Spring Poetry

“A Settlement” by Mary Oliver
Look, it’s spring. And last year’s loose dust has turned into this soft willingness. The wind-flowers have come up trembling, slowly the brackens are up-lifting their curvaceous and pale bodies. The thrushes have come home, none less than filled with mystery, sorrow, happiness, music, ambition.
And I am walking out into all of this with nowhere to go and no task undertaken but to turn the pages of this beautiful world over and over, in the world of my mind.
* * *
Therefore, dark past,
I’m about to do it.
I’m about to forgive you
for everything.

Darn Lucky
Rosemerry Wahtola Trommer
It happens, you know—the day opens itself
like a tulip in a warm room, and you meet someone
who amazes you with their willingness
to be a thousand percent alive, someone
who makes you feel grateful to be you.
And it’s as if life has been keeping a beautiful
secret from you—like the fact that they make
elderberry flowers into wine. Like muscadine.
Like the yellow-green floral scent of quince.
Like the perfect knot for tying your shoes.
And it turns out life does have wonderful
secrets waiting for you. Even when the news
makes you cry. Even when some old pain returns,
that’s when you will meet this new friend.
Someone wholly themselves. Someone
who makes you smile in the kitchen, a smile so real
that when you go out, the whole world notices.
It’s enough to make you want to wake up in the morning.
To go into the day. To be unguarded as a tulip, petals
falling open. You never know who you might meet.
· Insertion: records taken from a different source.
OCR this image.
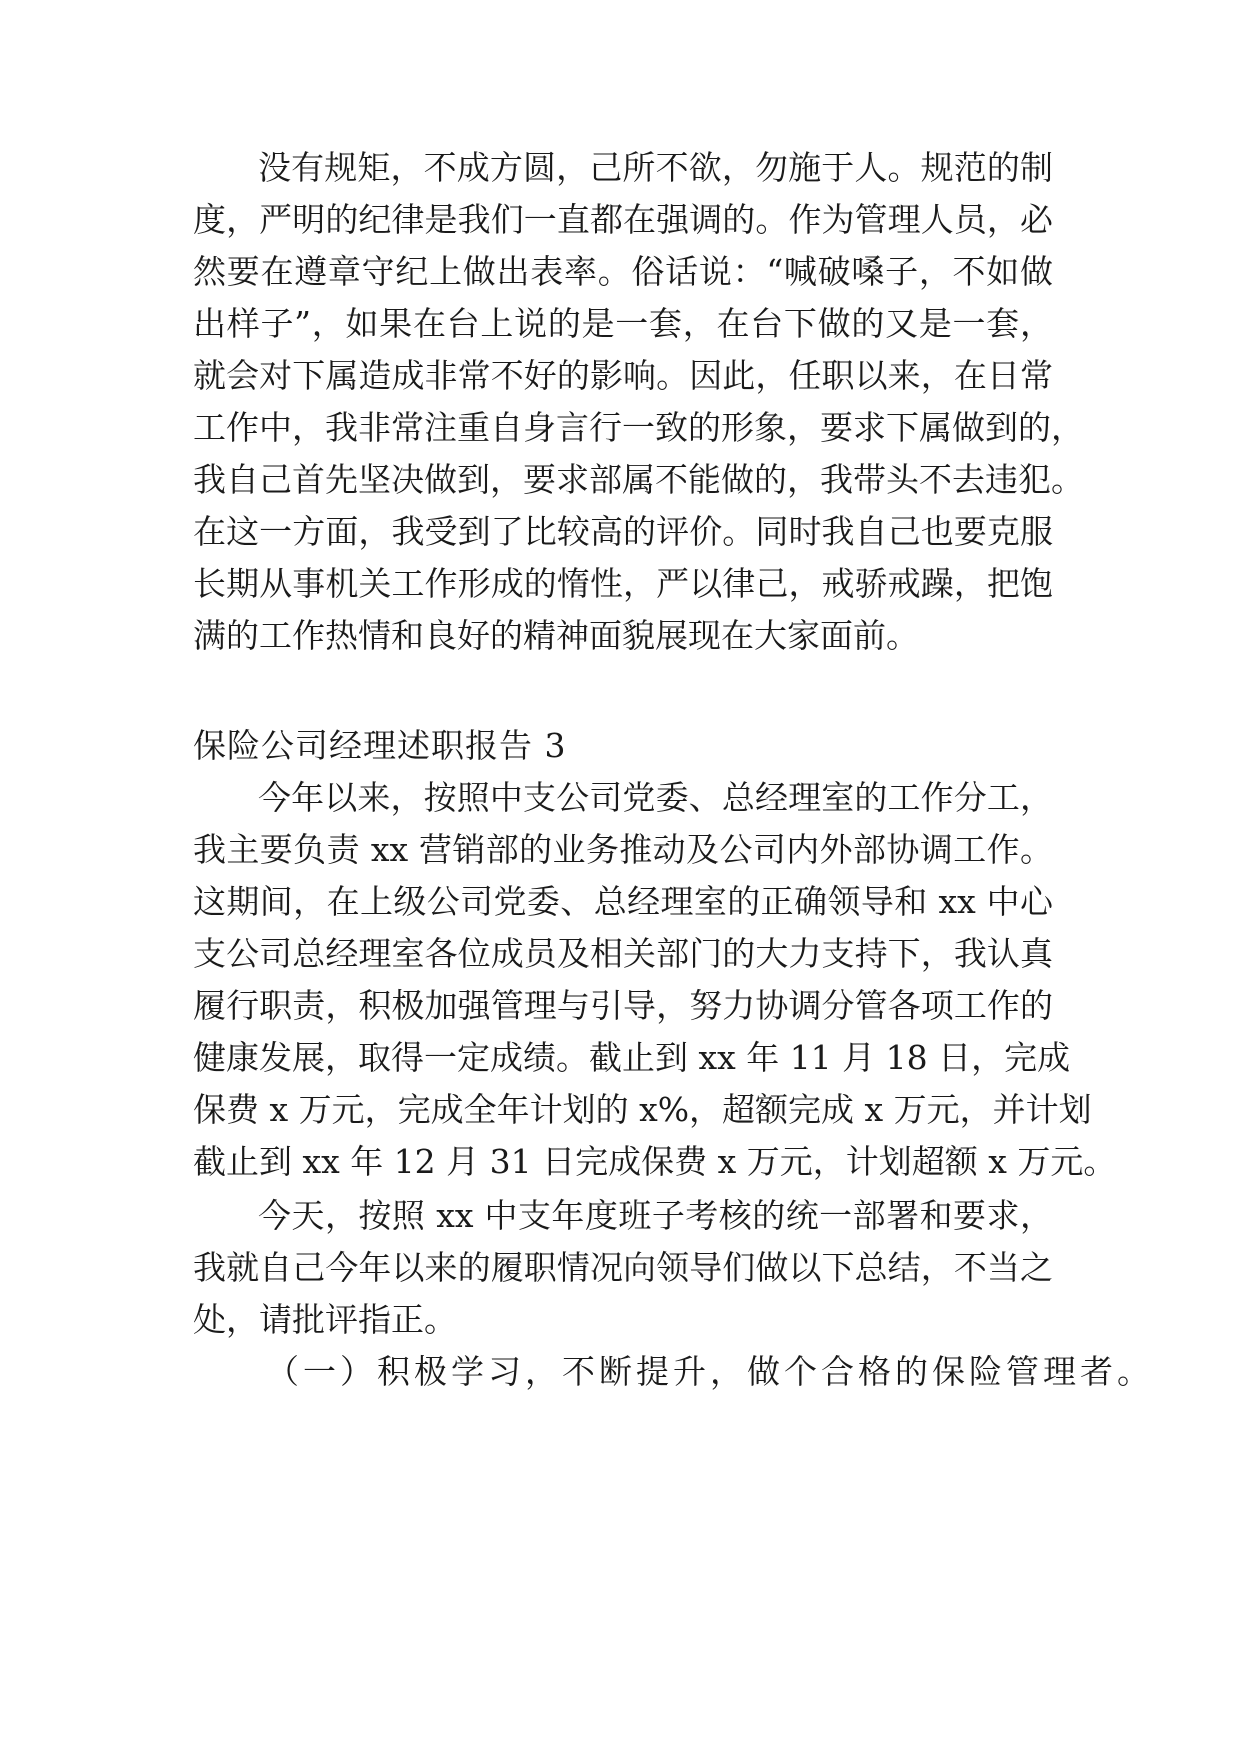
没有规矩，不成方圆，己所不欲，勿施于人。规范的制
度，严明的纪律是我们一直都在强调的。作为管理人员，必
然要在遵章守纪上做出表率。俗话说：“喊破嗓子，不如做
出样子”，如果在台上说的是一套，在台下做的又是一套，
就会对下属造成非常不好的影响。因此，任职以来，在日常
工作中，我非常注重自身言行一致的形象，要求下属做到的，
我自己首先坚决做到，要求部属不能做的，我带头不去违犯。
在这一方面，我受到了比较高的评价。同时我自己也要克服
长期从事机关工作形成的惰性，严以律己，戒骄戒躁，把饱
满的工作热情和良好的精神面貌展现在大家面前。
保险公司经理述职报告 3
今年以来，按照中支公司党委、总经理室的工作分工，
我主要负责 xx 营销部的业务推动及公司内外部协调工作。
这期间，在上级公司党委、总经理室的正确领导和 xx 中心
支公司总经理室各位成员及相关部门的大力支持下，我认真
履行职责，积极加强管理与引导，努力协调分管各项工作的
健康发展，取得一定成绩。截止到 xx 年 11 月 18 日，完成
保费 x 万元，完成全年计划的 x%，超额完成 x 万元，并计划
截止到 xx 年 12 月 31 日完成保费 x 万元，计划超额 x 万元。
今天，按照 xx 中支年度班子考核的统一部署和要求，
我就自己今年以来的履职情况向领导们做以下总结，不当之
处，请批评指正。
（一）积极学习，不断提升，做个合格的保险管理者。
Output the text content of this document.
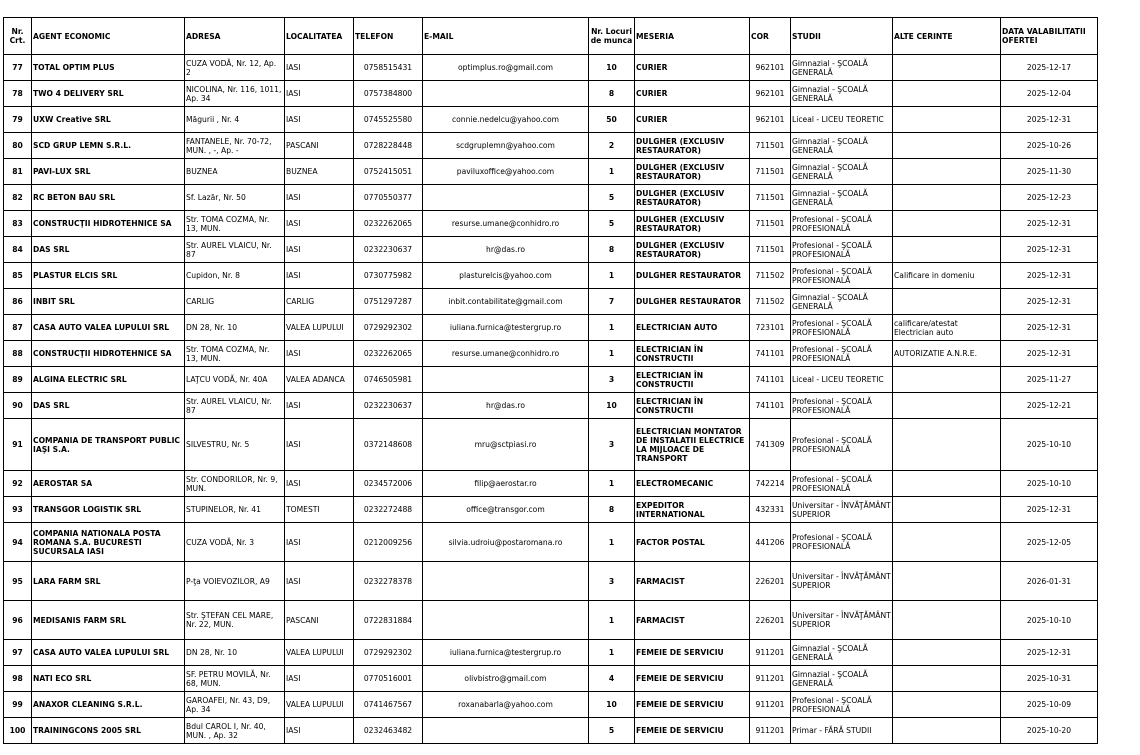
Nr. Crt.	AGENT ECONOMIC	ADRESA	LOCALITATEA	TELEFON	E-MAIL	Nr. Locuri de munca	MESERIA	COR	STUDII	ALTE CERINTE	DATA VALABILITATII OFERTEI
77	TOTAL OPTIM PLUS	CUZA VODĂ, Nr. 12, Ap. 2	IASI	0758515431	optimplus.ro@gmail.com	10	CURIER	962101	Gimnazial - ŞCOALĂ GENERALĂ		2025-12-17
78	TWO 4 DELIVERY SRL	NICOLINA, Nr. 116, 1011, Ap. 34	IASI	0757384800		8	CURIER	962101	Gimnazial - ŞCOALĂ GENERALĂ		2025-12-04
79	UXW Creative SRL	Măgurii , Nr. 4	IASI	0745525580	connie.nedelcu@yahoo.com	50	CURIER	962101	Liceal - LICEU TEORETIC		2025-12-31
80	SCD GRUP LEMN S.R.L.	FANTANELE, Nr. 70-72, MUN. , -, Ap. -	PASCANI	0728228448	scdgruplemn@yahoo.com	2	DULGHER (EXCLUSIV RESTAURATOR)	711501	Gimnazial - ŞCOALĂ GENERALĂ		2025-10-26
81	PAVI-LUX SRL	BUZNEA	BUZNEA	0752415051	paviluxoffice@yahoo.com	1	DULGHER (EXCLUSIV RESTAURATOR)	711501	Gimnazial - ŞCOALĂ GENERALĂ		2025-11-30
82	RC BETON BAU SRL	Sf. Lazăr, Nr. 50	IASI	0770550377		5	DULGHER (EXCLUSIV RESTAURATOR)	711501	Gimnazial - ŞCOALĂ GENERALĂ		2025-12-23
83	CONSTRUCŢII HIDROTEHNICE SA	Str. TOMA COZMA, Nr. 13, MUN.	IASI	0232262065	resurse.umane@conhidro.ro	5	DULGHER (EXCLUSIV RESTAURATOR)	711501	Profesional - ŞCOALĂ PROFESIONALĂ		2025-12-31
84	DAS SRL	Str. AUREL VLAICU, Nr. 87	IASI	0232230637	hr@das.ro	8	DULGHER (EXCLUSIV RESTAURATOR)	711501	Profesional - ŞCOALĂ PROFESIONALĂ		2025-12-31
85	PLASTUR ELCIS SRL	Cupidon, Nr. 8	IASI	0730775982	plasturelcis@yahoo.com	1	DULGHER RESTAURATOR	711502	Profesional - ŞCOALĂ PROFESIONALĂ	Calificare in domeniu	2025-12-31
86	INBIT SRL	CARLIG	CARLIG	0751297287	inbit.contabilitate@gmail.com	7	DULGHER RESTAURATOR	711502	Gimnazial - ŞCOALĂ GENERALĂ		2025-12-31
87	CASA AUTO VALEA LUPULUI SRL	DN 28, Nr. 10	VALEA LUPULUI	0729292302	iuliana.furnica@testergrup.ro	1	ELECTRICIAN AUTO	723101	Profesional - ŞCOALĂ PROFESIONALĂ	calificare/atestat Electrician auto	2025-12-31
88	CONSTRUCŢII HIDROTEHNICE SA	Str. TOMA COZMA, Nr. 13, MUN.	IASI	0232262065	resurse.umane@conhidro.ro	1	ELECTRICIAN ÎN CONSTRUCTII	741101	Profesional - ŞCOALĂ PROFESIONALĂ	AUTORIZATIE A.N.R.E.	2025-12-31
89	ALGINA ELECTRIC SRL	LAŢCU VODĂ, Nr. 40A	VALEA ADANCA	0746505981		3	ELECTRICIAN ÎN CONSTRUCTII	741101	Liceal - LICEU TEORETIC		2025-11-27
90	DAS SRL	Str. AUREL VLAICU, Nr. 87	IASI	0232230637	hr@das.ro	10	ELECTRICIAN ÎN CONSTRUCTII	741101	Profesional - ŞCOALĂ PROFESIONALĂ		2025-12-21
91	COMPANIA DE TRANSPORT PUBLIC IAŞI S.A.	SILVESTRU, Nr. 5	IASI	0372148608	mru@sctpiasi.ro	3	ELECTRICIAN MONTATOR DE INSTALATII ELECTRICE LA MIJLOACE DE TRANSPORT	741309	Profesional - ŞCOALĂ PROFESIONALĂ		2025-10-10
92	AEROSTAR SA	Str. CONDORILOR, Nr. 9, MUN.	IASI	0234572006	filip@aerostar.ro	1	ELECTROMECANIC	742214	Profesional - ŞCOALĂ PROFESIONALĂ		2025-10-10
93	TRANSGOR LOGISTIK SRL	STUPINELOR, Nr. 41	TOMESTI	0232272488	office@transgor.com	8	EXPEDITOR INTERNATIONAL	432331	Universitar - ÎNVĂŢĂMÂNT SUPERIOR		2025-12-31
94	COMPANIA NATIONALA POSTA ROMANA S.A. BUCURESTI SUCURSALA IASI	CUZA VODĂ, Nr. 3	IASI	0212009256	silvia.udroiu@postaromana.ro	1	FACTOR POSTAL	441206	Profesional - ŞCOALĂ PROFESIONALĂ		2025-12-05
95	LARA FARM SRL	P-ţa VOIEVOZILOR, A9	IASI	0232278378		3	FARMACIST	226201	Universitar - ÎNVĂŢĂMÂNT SUPERIOR		2026-01-31
96	MEDISANIS FARM SRL	Str. ŞTEFAN CEL MARE, Nr. 22, MUN.	PASCANI	0722831884		1	FARMACIST	226201	Universitar - ÎNVĂŢĂMÂNT SUPERIOR		2025-10-10
97	CASA AUTO VALEA LUPULUI SRL	DN 28, Nr. 10	VALEA LUPULUI	0729292302	iuliana.furnica@testergrup.ro	1	FEMEIE DE SERVICIU	911201	Gimnazial - ŞCOALĂ GENERALĂ		2025-12-31
98	NATI ECO SRL	SF. PETRU MOVILĂ, Nr. 68, MUN.	IASI	0770516001	olivbistro@gmail.com	4	FEMEIE DE SERVICIU	911201	Gimnazial - ŞCOALĂ GENERALĂ		2025-10-31
99	ANAXOR CLEANING S.R.L.	GAROAFEI, Nr. 43, D9, Ap. 34	VALEA LUPULUI	0741467567	roxanabarla@yahoo.com	10	FEMEIE DE SERVICIU	911201	Profesional - ŞCOALĂ PROFESIONALĂ		2025-10-09
100	TRAININGCONS 2005 SRL	Bdul CAROL I, Nr. 40, MUN. , Ap. 32	IASI	0232463482		5	FEMEIE DE SERVICIU	911201	Primar - FĂRĂ STUDII		2025-10-20
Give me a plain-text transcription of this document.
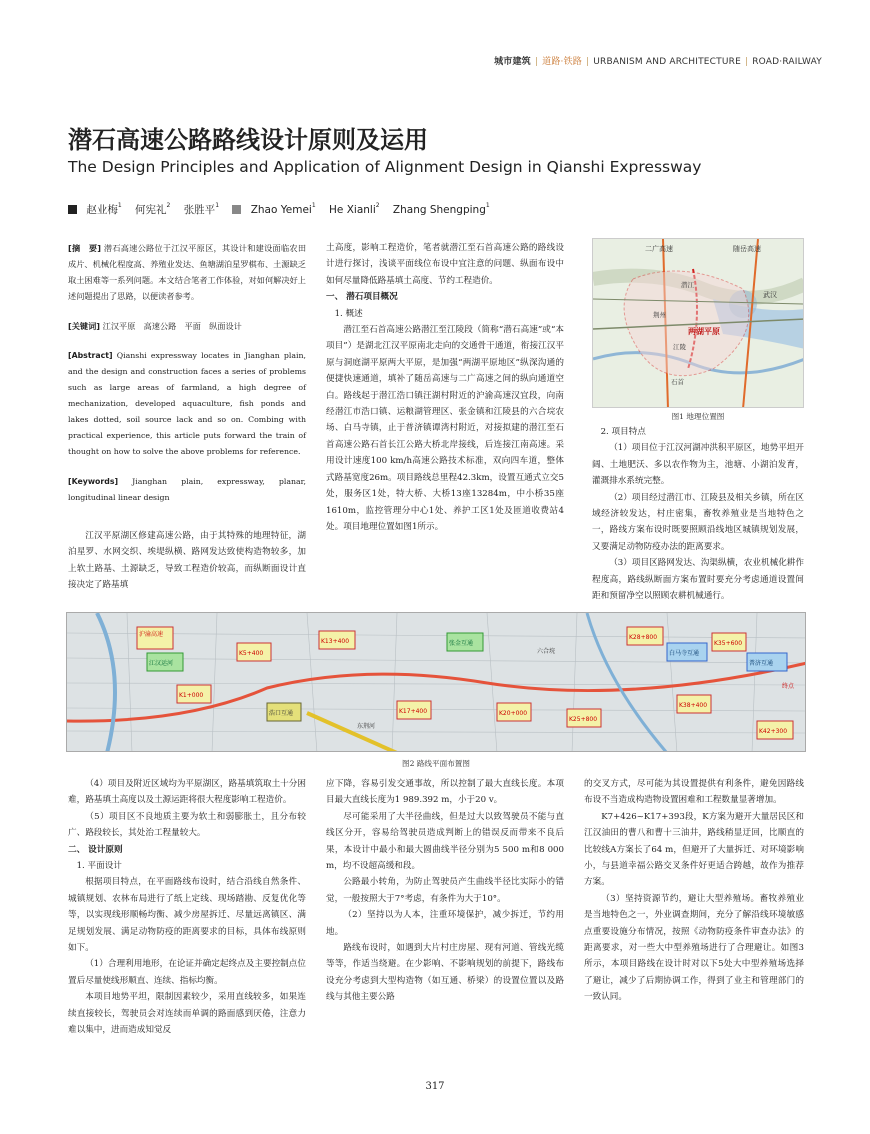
城市建筑 | 道路·铁路 | URBANISM AND ARCHITECTURE | ROAD·RAILWAY
潜石高速公路路线设计原则及运用
The Design Principles and Application of Alignment Design in Qianshi Expressway
赵业梅$^1$ 何宪礼$^2$ 张胜平$^1$	Zhao Yemei$^1$ He Xianli$^2$ Zhang Shengping$^1$

[摘　要] 潜石高速公路位于江汉平原区，其设计和建设面临农田成片、机械化程度高、养殖业发达、鱼塘湖泊星罗棋布、土源缺乏取土困难等一系列问题。本文结合笔者工作体验，对如何解决好上述问题提出了思路，以便读者参考。

[关键词] 江汉平原　高速公路　平面　纵面设计

[Abstract] Qianshi expressway locates in Jianghan plain, and the design and construction faces a series of problems such as large areas of farmland, a high degree of mechanization, developed aquaculture, fish ponds and lakes dotted, soil source lack and so on. Combing with practical experience, this article puts forward the train of thought on how to solve the above problems for reference.

[Keywords] Jianghan plain, expressway, planar, longitudinal linear design

江汉平原湖区修建高速公路，由于其特殊的地理特征，湖泊星罗、水网交织、埃堤纵横、路网发达致使构造物较多，加上软土路基、土源缺乏，导致工程造价较高，而纵断面设计直接决定了路基填

土高度，影响工程造价，笔者就潜江至石首高速公路的路线设计进行探讨，浅谈平面线位布设中宜注意的问题、纵面布设中如何尽量降低路基填土高度、节约工程造价。

一、 潜石项目概况

1. 概述

潜江至石首高速公路潜江至江陵段（简称“潜石高速”或“本项目”）是湖北江汉平原南北走向的交通骨干通道，衔接江汉平原与洞庭湖平原两大平原，是加强“两湖平原地区”纵深沟通的便捷快速通道，填补了随岳高速与二广高速之间的纵向通道空白。路线起于潜江浩口镇汪湖村附近的沪渝高速汉宜段，向南经潜江市浩口镇、运粮湖管理区、张金镇和江陵县的六合垸农场、白马寺镇，止于普济镇谭湾村附近，对接拟建的潜江至石首高速公路石首长江公路大桥北岸接线，后连接江南高速。采用设计速度100 km/h高速公路技术标准，双向四车道，整体式路基宽度26m。项目路线总里程42.3km，设置互通式立交5处，服务区1处，特大桥、大桥13座13284m，中小桥35座1610m，监控管理分中心1处、养护工区1处及匝道收费站4处。项目地理位置如图1所示。

二广高速	随岳高速
武汉
两湖平原
潜江
荆州
江陵
石首
图1 地理位置图

2. 项目特点

（1）项目位于江汉河湖冲洪积平原区，地势平坦开阔、土地肥沃、多以农作物为主，池塘、小湖泊发育，灌溉排水系统完整。

（2）项目经过潜江市、江陵县及相关乡镇，所在区域经济较发达，村庄密集，畜牧养殖业是当地特色之一，路线方案布设时既要照顾沿线地区城镇规划发展，又要满足动物防疫办法的距离要求。

（3）项目区路网发达、沟渠纵横，农业机械化耕作程度高，路线纵断面方案布置时要充分考虑通道设置间距和预留净空以照顾农耕机械通行。

沪渝高速
江汉运河
K1+000
K5+400
浩口互通
K13+400
东荆河
K17+400
张金互通
K20+000
六合垸
K25+800
K28+800
白马寺互通
K35+600
K38+400
普济互通
K42+300
终点
图2 路线平面布置图

（4）项目及附近区域均为平原湖区，路基填筑取土十分困难，路基填土高度以及土源运距将很大程度影响工程造价。

（5）项目区不良地质主要为软土和弱膨胀土，且分布较广、路段较长，其处治工程量较大。

二、 设计原则

1. 平面设计

根据项目特点，在平面路线布设时，结合沿线自然条件、城镇规划、农林布局进行了纸上定线、现场踏勘、反复优化等等，以实现线形顺畅均衡、减少房屋拆迁、尽量远离镇区、满足规划发展、满足动物防疫的距离要求的目标，具体布线原则如下。

（1）合理利用地形，在论证并确定起终点及主要控制点位置后尽量使线形顺直、连续、指标均衡。

本项目地势平坦，限制因素较少，采用直线较多，如果连续直接较长，驾驶员会对连续而单调的路面感到厌倦，注意力难以集中，进而造成知觉反

应下降，容易引发交通事故，所以控制了最大直线长度。本项目最大直线长度为1 989.392 m，小于20 v。

尽可能采用了大半径曲线，但是过大以致驾驶员不能与直线区分开，容易给驾驶员造成判断上的错误反而带来不良后果，本设计中最小和最大圆曲线半径分别为5 500 m和8 000 m，均不设超高缓和段。

公路最小转角，为防止驾驶员产生曲线半径比实际小的错觉，一般按照大于7°考虑，有条件为大于10°。

（2）坚持以为人本，注重环境保护，减少拆迁，节约用地。

路线布设时，如遇到大片村庄房屋、现有河道、管线光缆等等，作适当绕避。在少影响、不影响规划的前提下，路线布设充分考虑到大型构造物（如互通、桥梁）的设置位置以及路线与其他主要公路

的交叉方式，尽可能为其设置提供有利条件，避免因路线布设不当造成构造物设置困难和工程数量显著增加。

K7+426~K17+393段，K方案为避开大量居民区和江汉油田的曹八和曹十三油井，路线稍显迂回，比顺直的比较线A方案长了64 m，但避开了大量拆迁、对环境影响小，与县道幸福公路交叉条件好更适合跨越，故作为推荐方案。

（3）坚持资源节约，避让大型养殖场。畜牧养殖业是当地特色之一，外业调查期间，充分了解沿线环境敏感点重要设施分布情况，按照《动物防疫条件审查办法》的距离要求，对一些大中型养殖场进行了合理避让。如图3所示，本项目路线在设计时对以下5处大中型养殖场选择了避让，减少了后期协调工作，得到了业主和管理部门的一致认同。

317
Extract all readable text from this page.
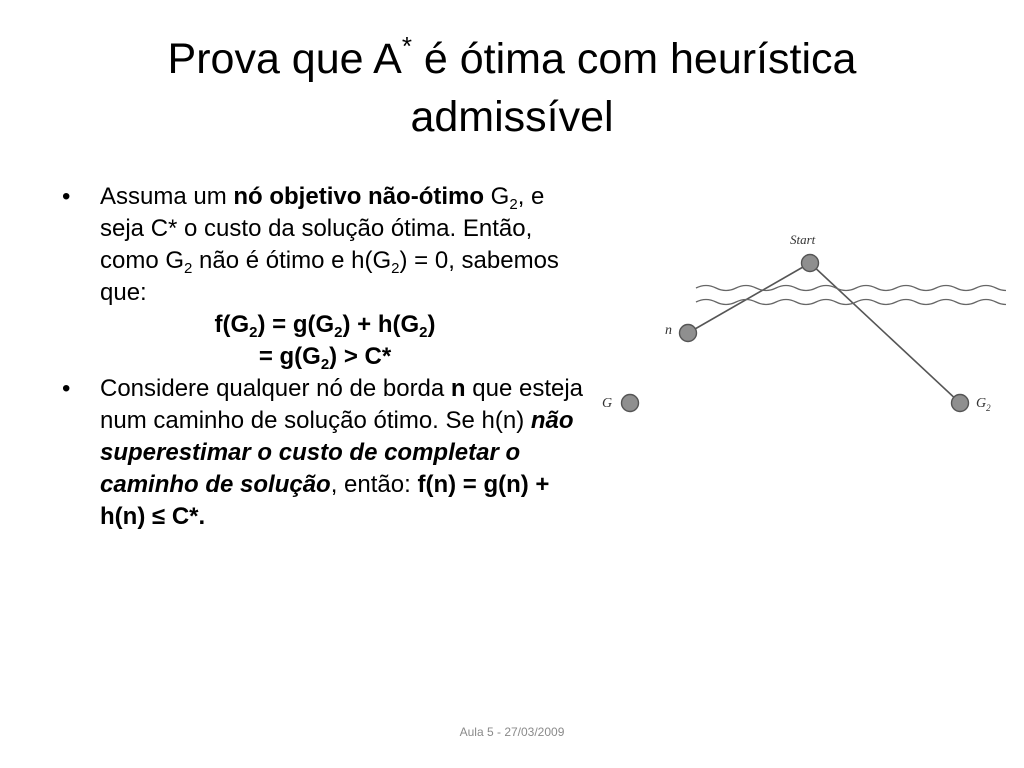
Prova que A* é ótima com heurística
admissível
• Assuma um nó objetivo não-ótimo $G_2$, e seja C* o custo da solução ótima. Então, como $G_2$ não é ótimo e $h(G_2) = 0$, sabemos que:
$f(G_2) = g(G_2) + h(G_2)$
= $g(G_2) > C*$
• Considere qualquer nó de borda n que esteja num caminho de solução ótimo. Se h(n) não superestimar o custo de completar o caminho de solução, então: f(n) = g(n) + h(n) ≤ C*.
Start
n
G	$G_2$
Aula 5 - 27/03/2009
Aimless Love ~ by Billy Collins
This morning as I walked along the lakeshore,
I fell in love with a wren
and later in the day with a mouse
the cat had dropped under the dining room table.
In the shadows of an autumn evening,
I fell for a seamstress
still at her machine in the tailor's window,
and later for a bowl of broth,
steam rising like smoke from a naval battle.
This is the best kind of love, I thought,
without recompense, without gifts,
or unkind words, without suspicion,
or silence on the telephone.
The love of the chestnut,
the jazz cap and one hand on the wheel.
No lust, no slam of the door—
the love of the miniature orange tree,
the clean white shirt, the hot evening shower,
the highway that cuts across Florida.
No waiting, no huffiness, or rancor—
just a twinge every now and then
for the wren who had built her nest
on a low branch overhanging the water
and for the dead mouse,
still dressed in its light brown suit.
But my heart is always propped up
in a field on its tripod,
ready for the next arrow.
After I carried the mouse by the tail
to a pile of leaves in the woods,
I found myself standing at the bathroom sink
gazing down affectionately at the soap,
so patient and soluble,
so at home in its pale green soap dish.
I could feel myself falling again
as I felt its turning in my wet hands
and caught the scent of lavender and stone.

In Case I Forget to Say It Enough
Rosemerry Wahtola Trommer
Thank you for this day made
of wind and rain and sun and the scent
of old-fashioned lilacs.
Thank you for the pond and the slippery tadpole
and the wild iris that opened beside the pond
last week, so pale, so nearly purple,
their stems already flagged and bent.
Thank you for the yellow morels hiding in the field grass,
the ones we can only see when we are already
on our knees. And thank you for the humming
that rises out of the morning as if mornings
are simply reasons to hum.
What a gift, this being alive, this chance to encounter the world. What a gift, this being a witness to spring—
spring in everything. Spring in the way that we greet each other. Spring in the way the golden eagle
takes to the thermals and spirals up to where
we can barely see the great span of its wings.
Spring in the words we have known
since our births. Like glory. Like celebrate.
Instructions for Not Giving Up
~Ada Lem'on
More than the fuchsia funnels breaking out
of the crabapple tree, more than the neighbor’s
almost obscene display of cherry limbs shoving
their cotton candy-colored blossoms to the slate
sky of Spring rains, it’s the greening of the trees
that really gets to me. When all the shock of white
and taffy, the world’s baubles and trinkets, leave
the pavement strewn with the confetti of aftermath,
the leaves come. Patient, plodding, a green skin
growing over whatever winter did to us, a return
to the strange idea of continuous living despite
the mess of us, the hurt, the empty. Fine then,
I’ll take it, the tree seems to say, a new slick leaf
unfurling like a fist to an open palm, I’ll take it all.